Scarse troppo sono le lettere che in questo dolorosissimo frangente scrisse e potè scrivere Galileo, e nemmeno una è infino a noi pervenuta delle molte ch’egli indirizzò alla prediletta sua primogenita; ma sulle risposte frequentissime con le quali essa lo visitava, e che sono tra le gemme più preziose di tutta la letteratura femminile, possiamo con piena sicurezza affermare che mai egli ebbe attraversata la mente dal timore d’un conflitto che nell’animo della figlia amorosissima avesse potuto sorgere fra i suoi doveri verso il Padre che stava per essere condannato e quelli verso la religione in nome della quale lo si condannava.
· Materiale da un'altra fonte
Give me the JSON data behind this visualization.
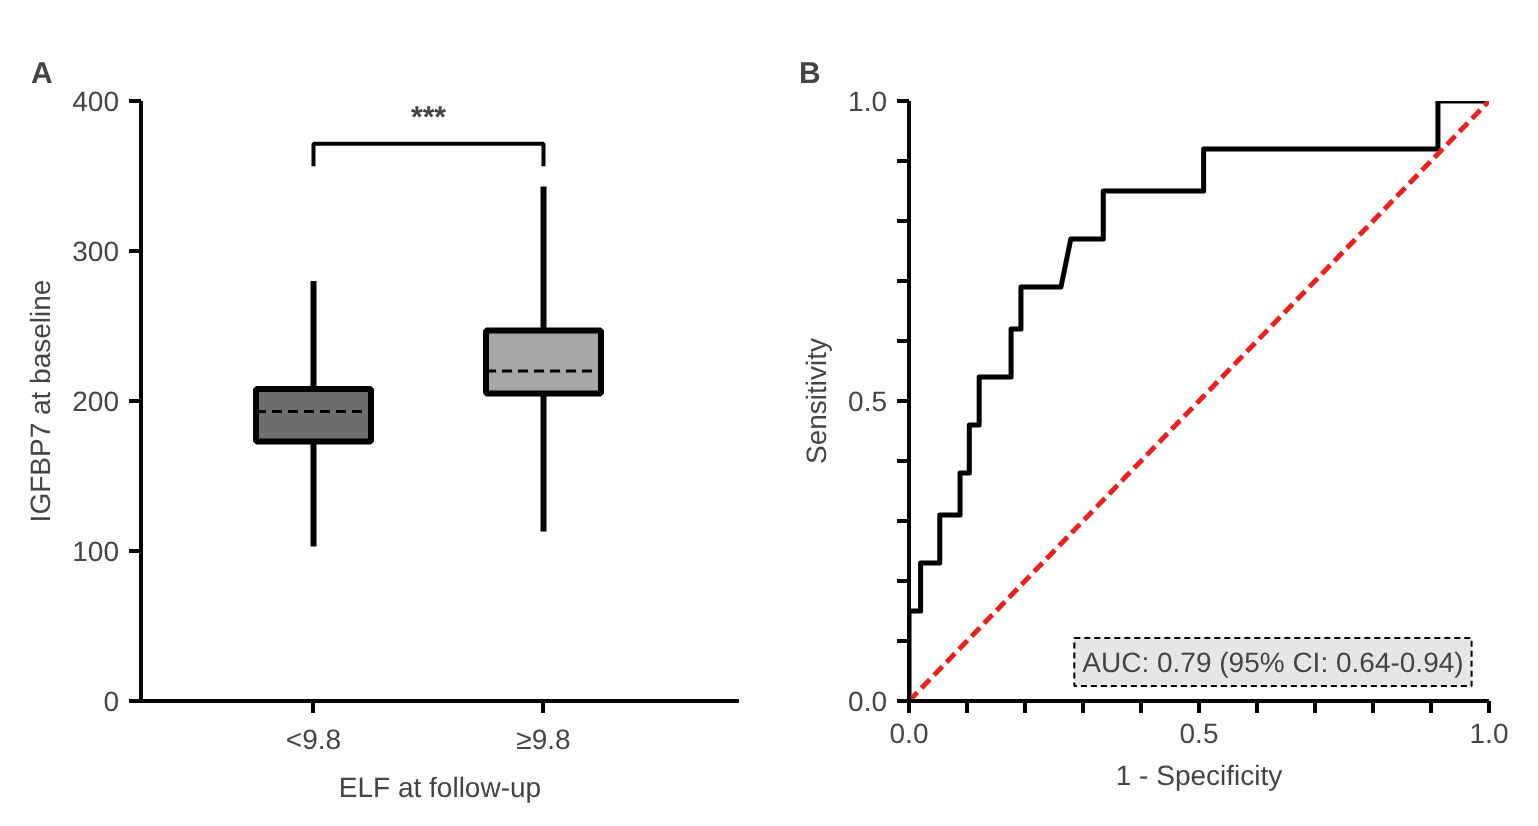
{
  "chart_data": [
    {
      "type": "box",
      "title": "A",
      "xlabel": "ELF at follow-up",
      "ylabel": "IGFBP7 at baseline",
      "categories": [
        "<9.8",
        "≥9.8"
      ],
      "colors": [
        "#6e6e6e",
        "#a6a6a6"
      ],
      "boxes": [
        {
          "low": 103,
          "q1": 173,
          "median": 193,
          "q3": 208,
          "high": 280
        },
        {
          "low": 113,
          "q1": 205,
          "median": 220,
          "q3": 247,
          "high": 343
        }
      ],
      "ylim": [
        0,
        400
      ],
      "yticks": [
        0,
        100,
        200,
        300,
        400
      ],
      "annotations": [
        "***"
      ],
      "grid": false
    },
    {
      "type": "line",
      "title": "B",
      "xlabel": "1 - Specificity",
      "ylabel": "Sensitivity",
      "series": [
        {
          "color": "#000000",
          "line_style": "solid",
          "x": [
            0,
            0,
            0.02,
            0.02,
            0.053,
            0.053,
            0.088,
            0.088,
            0.104,
            0.104,
            0.121,
            0.121,
            0.176,
            0.176,
            0.193,
            0.193,
            0.262,
            0.279,
            0.335,
            0.335,
            0.508,
            0.508,
            0.912,
            0.912,
            1
          ],
          "values": [
            0,
            0.15,
            0.15,
            0.23,
            0.23,
            0.31,
            0.31,
            0.38,
            0.38,
            0.46,
            0.46,
            0.54,
            0.54,
            0.62,
            0.62,
            0.69,
            0.69,
            0.77,
            0.77,
            0.85,
            0.85,
            0.92,
            0.92,
            1,
            1
          ]
        },
        {
          "color": "#e8231f",
          "line_style": "dashed",
          "x": [
            0,
            1
          ],
          "values": [
            0,
            1
          ]
        }
      ],
      "xlim": [
        0,
        1
      ],
      "ylim": [
        0,
        1
      ],
      "xticks": [
        {
          "value": 0,
          "label": "0.0"
        },
        {
          "value": 0.1,
          "label": null
        },
        {
          "value": 0.2,
          "label": null
        },
        {
          "value": 0.3,
          "label": null
        },
        {
          "value": 0.4,
          "label": null
        },
        {
          "value": 0.5,
          "label": "0.5"
        },
        {
          "value": 0.6,
          "label": null
        },
        {
          "value": 0.7,
          "label": null
        },
        {
          "value": 0.8,
          "label": null
        },
        {
          "value": 0.9,
          "label": null
        },
        {
          "value": 1,
          "label": "1.0"
        }
      ],
      "yticks": [
        {
          "value": 0,
          "label": "0.0"
        },
        {
          "value": 0.1,
          "label": null
        },
        {
          "value": 0.2,
          "label": null
        },
        {
          "value": 0.3,
          "label": null
        },
        {
          "value": 0.4,
          "label": null
        },
        {
          "value": 0.5,
          "label": "0.5"
        },
        {
          "value": 0.6,
          "label": null
        },
        {
          "value": 0.7,
          "label": null
        },
        {
          "value": 0.8,
          "label": null
        },
        {
          "value": 0.9,
          "label": null
        },
        {
          "value": 1,
          "label": "1.0"
        }
      ],
      "annotations": [
        "AUC: 0.79 (95% CI: 0.64-0.94)"
      ],
      "grid": false,
      "marker": "none"
    }
  ]
}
Questo supremo strazio di sentirsi minacciato nel più puro affetto della sua vita fu certamente risparmiato a Galileo, talmente egli aveva modellato lo spirito di Suor Maria Celeste ad immagine del proprio, e così sinceramente e ad onta di tutto egli aveva saputo serbare intatta la sua fede di cristiano e di cattolico di fronte ai tormenti che la Chiesa infliggeva alla sua coscienza di scienziato.
Nella gran sala dei Domenicani alla Minerva si svolge l’ultima scena. Letta la sentenza che proibiva il suo libro, Galileo, dovette abiurare la dottrina copernicana e "con cuor sincero e fede non finta" dichiarare di maledirla e di detestarla.
Onde giustamente fu scritto che, contro violenza così contraria alla dignità umana e all’assoluto dominio che compete alla verità, protestò nel secolo seguente la coscienza popolare, giudicando e condannando a sua volta i teologi con quel motto sublime: Eppur si muove!